We can finally build a new function with a custom forward and backward pass:

#[pyfunction]
#[pyo3(name = "forward")]
fn exp_forward(x: PyTensor) -> PyTensor {
    // TODO call metal kernel
    PyTensor(x.0.exp())
}

#[pyfunction]
#[pyo3(name = "backward")]
fn exp_backward(x: PyTensor, grad: PyTensor) -> PyTensor {
    // TODO call metal kernel
    PyTensor(x.0 * grad.0)
}

fn exp_module() -> impl Fn(Tensor) -> Tensor {
    init_tensor_op1("exp", |m| {
        m.add_function(wrap_pyfunction!(exp_forward, m)?)?;
        m.add_function(wrap_pyfunction!(exp_backward, m)?)?;
        Ok(())
    })
}

/// Create a function that modifies 1 tensor and returns 1 tensor.
/// The forward() and backward() functions are registered in the fn_register closure.
fn init_tensor_op1(
    name: impl AsRef<str>,
    fn_register: impl Fn(&PyModule) -> PyResult<()>
) -> impl Fn(Tensor) -> Tensor {
    let fun = init_pymodule(name, fn_register)
        .expect("failed to initialize module");

    move |tensor: Tensor| {
        Python::with_gil(|py| {
            fun.call1(py, (PyTensor(tensor),))
                .expect("failed to apply")
                .extract::<PyTensor>(py)
                .expect("it wasn't a PyTensor??")
                .0
        })
    }
}

As my TODOs note, ideally we would be building up larger tensor ops with many operations. Adding GPU acceleration would require jumping to yet another language, a Metal shader for my system (or try and hook into the unfinished Metal Performance Shader backend - see #86076 for info on the future of the Metal backends). After writing all that boilerplate, I decided PyTorch was a bit too bulky for my liking. I’m having to route calls through

  • Modules implemented in Rust to
  • Tensor ops written in Python which may contain
  • forward and backward passes written in Rust which will call
  • kernels written in Metal / GLSL / HLSL.
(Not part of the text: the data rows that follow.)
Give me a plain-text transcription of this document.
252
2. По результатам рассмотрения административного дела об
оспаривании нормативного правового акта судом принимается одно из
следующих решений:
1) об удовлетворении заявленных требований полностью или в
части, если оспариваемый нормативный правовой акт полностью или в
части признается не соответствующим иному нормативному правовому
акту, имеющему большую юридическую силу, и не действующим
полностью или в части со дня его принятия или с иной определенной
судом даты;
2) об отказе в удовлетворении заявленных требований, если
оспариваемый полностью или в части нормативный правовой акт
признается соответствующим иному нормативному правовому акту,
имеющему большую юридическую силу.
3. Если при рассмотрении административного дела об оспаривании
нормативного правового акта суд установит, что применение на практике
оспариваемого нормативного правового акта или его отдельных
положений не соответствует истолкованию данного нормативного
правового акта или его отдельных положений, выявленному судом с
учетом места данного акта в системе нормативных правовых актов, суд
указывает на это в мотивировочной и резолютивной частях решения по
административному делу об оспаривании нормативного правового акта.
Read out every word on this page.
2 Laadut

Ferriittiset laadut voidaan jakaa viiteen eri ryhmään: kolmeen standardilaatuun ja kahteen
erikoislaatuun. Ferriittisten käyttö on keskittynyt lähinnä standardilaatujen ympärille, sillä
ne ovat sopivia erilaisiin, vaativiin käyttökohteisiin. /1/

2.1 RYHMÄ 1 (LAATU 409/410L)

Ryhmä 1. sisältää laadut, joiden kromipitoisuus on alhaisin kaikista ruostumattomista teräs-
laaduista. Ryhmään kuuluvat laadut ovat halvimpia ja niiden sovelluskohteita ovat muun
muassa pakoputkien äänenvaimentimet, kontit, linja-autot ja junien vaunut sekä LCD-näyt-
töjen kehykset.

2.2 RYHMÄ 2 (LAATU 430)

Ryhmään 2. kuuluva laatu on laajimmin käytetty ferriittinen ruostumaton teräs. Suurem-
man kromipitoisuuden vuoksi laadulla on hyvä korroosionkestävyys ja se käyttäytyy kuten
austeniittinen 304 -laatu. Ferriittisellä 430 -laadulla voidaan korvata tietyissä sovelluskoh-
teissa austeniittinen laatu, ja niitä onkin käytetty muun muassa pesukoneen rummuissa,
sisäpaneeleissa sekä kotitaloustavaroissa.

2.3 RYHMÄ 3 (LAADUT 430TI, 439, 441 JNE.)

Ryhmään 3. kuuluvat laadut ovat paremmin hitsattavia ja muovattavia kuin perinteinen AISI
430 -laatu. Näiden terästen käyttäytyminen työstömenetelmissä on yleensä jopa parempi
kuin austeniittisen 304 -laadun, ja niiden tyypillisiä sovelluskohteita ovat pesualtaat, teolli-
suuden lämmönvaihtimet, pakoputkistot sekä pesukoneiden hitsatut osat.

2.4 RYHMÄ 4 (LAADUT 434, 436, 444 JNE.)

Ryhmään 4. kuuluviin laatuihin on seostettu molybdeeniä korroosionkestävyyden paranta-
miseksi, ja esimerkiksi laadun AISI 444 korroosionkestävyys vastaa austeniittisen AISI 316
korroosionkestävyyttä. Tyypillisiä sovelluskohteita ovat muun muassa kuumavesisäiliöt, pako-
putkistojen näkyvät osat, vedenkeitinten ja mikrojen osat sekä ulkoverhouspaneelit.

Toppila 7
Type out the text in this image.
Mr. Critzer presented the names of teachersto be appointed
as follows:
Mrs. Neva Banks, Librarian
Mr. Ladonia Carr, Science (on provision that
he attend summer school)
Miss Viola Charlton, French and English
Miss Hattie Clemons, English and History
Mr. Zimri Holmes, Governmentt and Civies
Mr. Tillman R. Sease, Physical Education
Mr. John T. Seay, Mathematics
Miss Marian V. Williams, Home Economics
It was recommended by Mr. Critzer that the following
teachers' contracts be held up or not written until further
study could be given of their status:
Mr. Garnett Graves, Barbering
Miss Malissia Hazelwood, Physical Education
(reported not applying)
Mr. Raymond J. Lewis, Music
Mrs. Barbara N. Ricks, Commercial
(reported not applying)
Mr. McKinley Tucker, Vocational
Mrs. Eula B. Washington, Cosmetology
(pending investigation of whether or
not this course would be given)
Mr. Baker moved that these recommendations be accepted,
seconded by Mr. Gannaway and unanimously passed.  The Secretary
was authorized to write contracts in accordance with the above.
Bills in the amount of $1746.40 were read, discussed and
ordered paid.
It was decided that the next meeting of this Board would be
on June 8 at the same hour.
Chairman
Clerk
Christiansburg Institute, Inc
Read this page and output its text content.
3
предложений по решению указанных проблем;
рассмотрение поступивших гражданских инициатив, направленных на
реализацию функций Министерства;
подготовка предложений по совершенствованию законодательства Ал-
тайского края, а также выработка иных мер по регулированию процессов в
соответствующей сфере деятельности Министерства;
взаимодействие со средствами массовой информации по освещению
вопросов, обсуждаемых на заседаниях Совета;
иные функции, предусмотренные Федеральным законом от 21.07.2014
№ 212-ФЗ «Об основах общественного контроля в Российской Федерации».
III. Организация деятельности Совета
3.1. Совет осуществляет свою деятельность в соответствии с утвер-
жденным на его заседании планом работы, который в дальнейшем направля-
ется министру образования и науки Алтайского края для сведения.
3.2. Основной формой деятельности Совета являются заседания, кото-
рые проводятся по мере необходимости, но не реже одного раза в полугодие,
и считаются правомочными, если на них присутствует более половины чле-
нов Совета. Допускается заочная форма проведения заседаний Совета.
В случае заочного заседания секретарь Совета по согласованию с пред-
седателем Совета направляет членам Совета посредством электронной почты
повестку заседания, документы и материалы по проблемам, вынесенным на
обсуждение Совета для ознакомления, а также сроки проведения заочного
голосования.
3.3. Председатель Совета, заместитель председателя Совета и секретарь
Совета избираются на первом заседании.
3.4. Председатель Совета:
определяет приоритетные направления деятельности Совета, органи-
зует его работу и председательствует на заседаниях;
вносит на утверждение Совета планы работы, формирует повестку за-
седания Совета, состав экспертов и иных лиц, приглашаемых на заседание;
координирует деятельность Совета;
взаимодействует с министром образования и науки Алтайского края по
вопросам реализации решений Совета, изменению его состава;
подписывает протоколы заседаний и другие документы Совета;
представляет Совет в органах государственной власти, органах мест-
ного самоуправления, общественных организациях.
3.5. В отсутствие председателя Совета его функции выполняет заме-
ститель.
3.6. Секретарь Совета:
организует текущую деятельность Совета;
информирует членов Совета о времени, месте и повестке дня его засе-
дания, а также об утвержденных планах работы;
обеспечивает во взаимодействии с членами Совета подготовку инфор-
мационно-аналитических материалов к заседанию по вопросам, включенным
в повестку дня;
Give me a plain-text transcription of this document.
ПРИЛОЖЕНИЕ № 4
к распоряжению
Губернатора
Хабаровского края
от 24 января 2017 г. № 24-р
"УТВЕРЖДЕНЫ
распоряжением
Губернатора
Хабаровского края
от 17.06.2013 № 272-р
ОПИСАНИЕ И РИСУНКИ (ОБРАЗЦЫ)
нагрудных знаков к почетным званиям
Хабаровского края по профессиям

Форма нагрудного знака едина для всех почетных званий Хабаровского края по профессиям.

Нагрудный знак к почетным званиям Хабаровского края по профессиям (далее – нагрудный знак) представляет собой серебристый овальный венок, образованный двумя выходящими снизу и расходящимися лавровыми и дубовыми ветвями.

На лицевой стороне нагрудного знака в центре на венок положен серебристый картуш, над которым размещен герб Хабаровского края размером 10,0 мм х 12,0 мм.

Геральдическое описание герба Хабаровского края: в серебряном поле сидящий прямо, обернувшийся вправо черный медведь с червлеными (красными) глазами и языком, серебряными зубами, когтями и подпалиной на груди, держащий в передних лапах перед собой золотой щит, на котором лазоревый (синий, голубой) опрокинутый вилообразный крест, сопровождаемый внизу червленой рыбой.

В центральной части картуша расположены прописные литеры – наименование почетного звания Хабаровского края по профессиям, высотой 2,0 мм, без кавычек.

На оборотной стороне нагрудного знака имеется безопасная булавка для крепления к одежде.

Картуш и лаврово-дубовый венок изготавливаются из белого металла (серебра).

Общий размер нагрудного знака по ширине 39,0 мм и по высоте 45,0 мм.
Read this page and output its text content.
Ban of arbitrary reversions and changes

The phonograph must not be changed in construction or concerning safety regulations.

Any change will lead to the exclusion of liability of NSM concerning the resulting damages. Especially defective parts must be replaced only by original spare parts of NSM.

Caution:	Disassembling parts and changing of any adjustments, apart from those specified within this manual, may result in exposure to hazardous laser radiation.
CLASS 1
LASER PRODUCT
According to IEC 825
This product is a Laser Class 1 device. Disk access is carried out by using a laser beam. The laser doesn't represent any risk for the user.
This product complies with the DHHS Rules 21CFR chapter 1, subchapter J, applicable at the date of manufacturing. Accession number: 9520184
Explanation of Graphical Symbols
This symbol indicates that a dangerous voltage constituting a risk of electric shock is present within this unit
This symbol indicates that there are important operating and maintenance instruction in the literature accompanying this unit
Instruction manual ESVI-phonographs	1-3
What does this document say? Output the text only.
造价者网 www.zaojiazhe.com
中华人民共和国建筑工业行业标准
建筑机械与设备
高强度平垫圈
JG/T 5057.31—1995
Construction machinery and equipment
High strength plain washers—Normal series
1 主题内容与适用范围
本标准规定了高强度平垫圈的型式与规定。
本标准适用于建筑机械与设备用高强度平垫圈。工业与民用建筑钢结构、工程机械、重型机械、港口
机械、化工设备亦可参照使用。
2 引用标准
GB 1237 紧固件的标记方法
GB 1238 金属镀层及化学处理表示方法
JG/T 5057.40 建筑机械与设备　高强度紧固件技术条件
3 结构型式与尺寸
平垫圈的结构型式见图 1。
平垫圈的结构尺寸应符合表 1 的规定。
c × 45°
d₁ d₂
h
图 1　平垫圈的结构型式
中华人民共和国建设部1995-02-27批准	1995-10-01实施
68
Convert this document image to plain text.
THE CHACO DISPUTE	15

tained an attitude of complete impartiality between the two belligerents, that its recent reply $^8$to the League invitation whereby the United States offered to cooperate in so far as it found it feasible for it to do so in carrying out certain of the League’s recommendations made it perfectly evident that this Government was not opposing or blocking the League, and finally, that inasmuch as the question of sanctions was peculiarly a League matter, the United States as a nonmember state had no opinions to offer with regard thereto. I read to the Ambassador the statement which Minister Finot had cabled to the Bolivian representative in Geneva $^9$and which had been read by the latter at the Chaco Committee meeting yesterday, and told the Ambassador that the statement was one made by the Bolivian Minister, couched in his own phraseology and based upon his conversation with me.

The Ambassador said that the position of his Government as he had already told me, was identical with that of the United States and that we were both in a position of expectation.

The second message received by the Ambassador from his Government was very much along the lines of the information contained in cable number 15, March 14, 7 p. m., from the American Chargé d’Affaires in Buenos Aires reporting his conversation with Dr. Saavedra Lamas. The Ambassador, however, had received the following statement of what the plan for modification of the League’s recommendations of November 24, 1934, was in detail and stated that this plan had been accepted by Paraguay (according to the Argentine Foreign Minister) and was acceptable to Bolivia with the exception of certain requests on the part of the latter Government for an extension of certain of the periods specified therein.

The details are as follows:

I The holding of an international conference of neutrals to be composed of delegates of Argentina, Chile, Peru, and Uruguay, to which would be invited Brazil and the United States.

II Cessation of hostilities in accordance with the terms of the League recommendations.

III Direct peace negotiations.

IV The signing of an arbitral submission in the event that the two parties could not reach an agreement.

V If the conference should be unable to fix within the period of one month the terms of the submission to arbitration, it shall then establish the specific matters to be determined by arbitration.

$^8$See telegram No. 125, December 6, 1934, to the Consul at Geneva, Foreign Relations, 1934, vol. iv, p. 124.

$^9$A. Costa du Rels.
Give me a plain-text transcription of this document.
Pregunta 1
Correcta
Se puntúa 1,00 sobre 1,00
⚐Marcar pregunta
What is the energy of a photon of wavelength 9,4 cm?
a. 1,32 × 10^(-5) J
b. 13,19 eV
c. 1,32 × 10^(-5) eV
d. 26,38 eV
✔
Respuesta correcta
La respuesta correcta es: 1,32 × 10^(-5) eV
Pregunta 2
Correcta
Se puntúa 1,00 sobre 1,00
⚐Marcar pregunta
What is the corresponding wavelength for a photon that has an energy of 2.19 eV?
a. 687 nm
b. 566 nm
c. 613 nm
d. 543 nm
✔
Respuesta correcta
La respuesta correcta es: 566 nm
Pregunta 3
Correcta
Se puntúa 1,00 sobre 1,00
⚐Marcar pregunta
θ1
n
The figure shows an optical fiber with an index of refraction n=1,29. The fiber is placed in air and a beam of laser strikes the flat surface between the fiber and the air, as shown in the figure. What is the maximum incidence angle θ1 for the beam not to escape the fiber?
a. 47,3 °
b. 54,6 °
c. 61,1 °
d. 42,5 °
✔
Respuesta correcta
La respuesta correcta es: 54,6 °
That’s a lot of movement and wasted CPU cycles in a clientside application that is already stretching the limits of the system. If you already have a large PyTorch application and are wanting to add a small amount of Rust, using tch-rs may be a fine approach if you’re willing to juggle the extra complexity. I didn’t even mention installing everything, which required a fork of tch-rs and building nightly PyTorch from scratch for bfloat16 support on macOS.

Thankfully there are some alternatives in the ecosystem for a fully Rust program. There are some extra requirements I am wanting, and although existing frameworks look great they are missing some things.

  • Burn from Tracel.ai is an ML framework that includes kernel fusion and multiple backends for GPU acceleration. For macOS support, fusion requires using their WebGPU backend but wgpu doesn’t support (b)float16.
  • Candle from HuggingFace is an ML framework that includes a Tensor API with custom kernels for ops. It supports Metal 3’s bfloat16 and training models with lots of LLM examples.

Burn also includes a backend for Candle, so we can use Burn’s Autodiff<B> backend decorator to add autodiff to Candle’s Metal kernels. More investigation needs to be done on these, but they look more flexible than bundling PyTorch.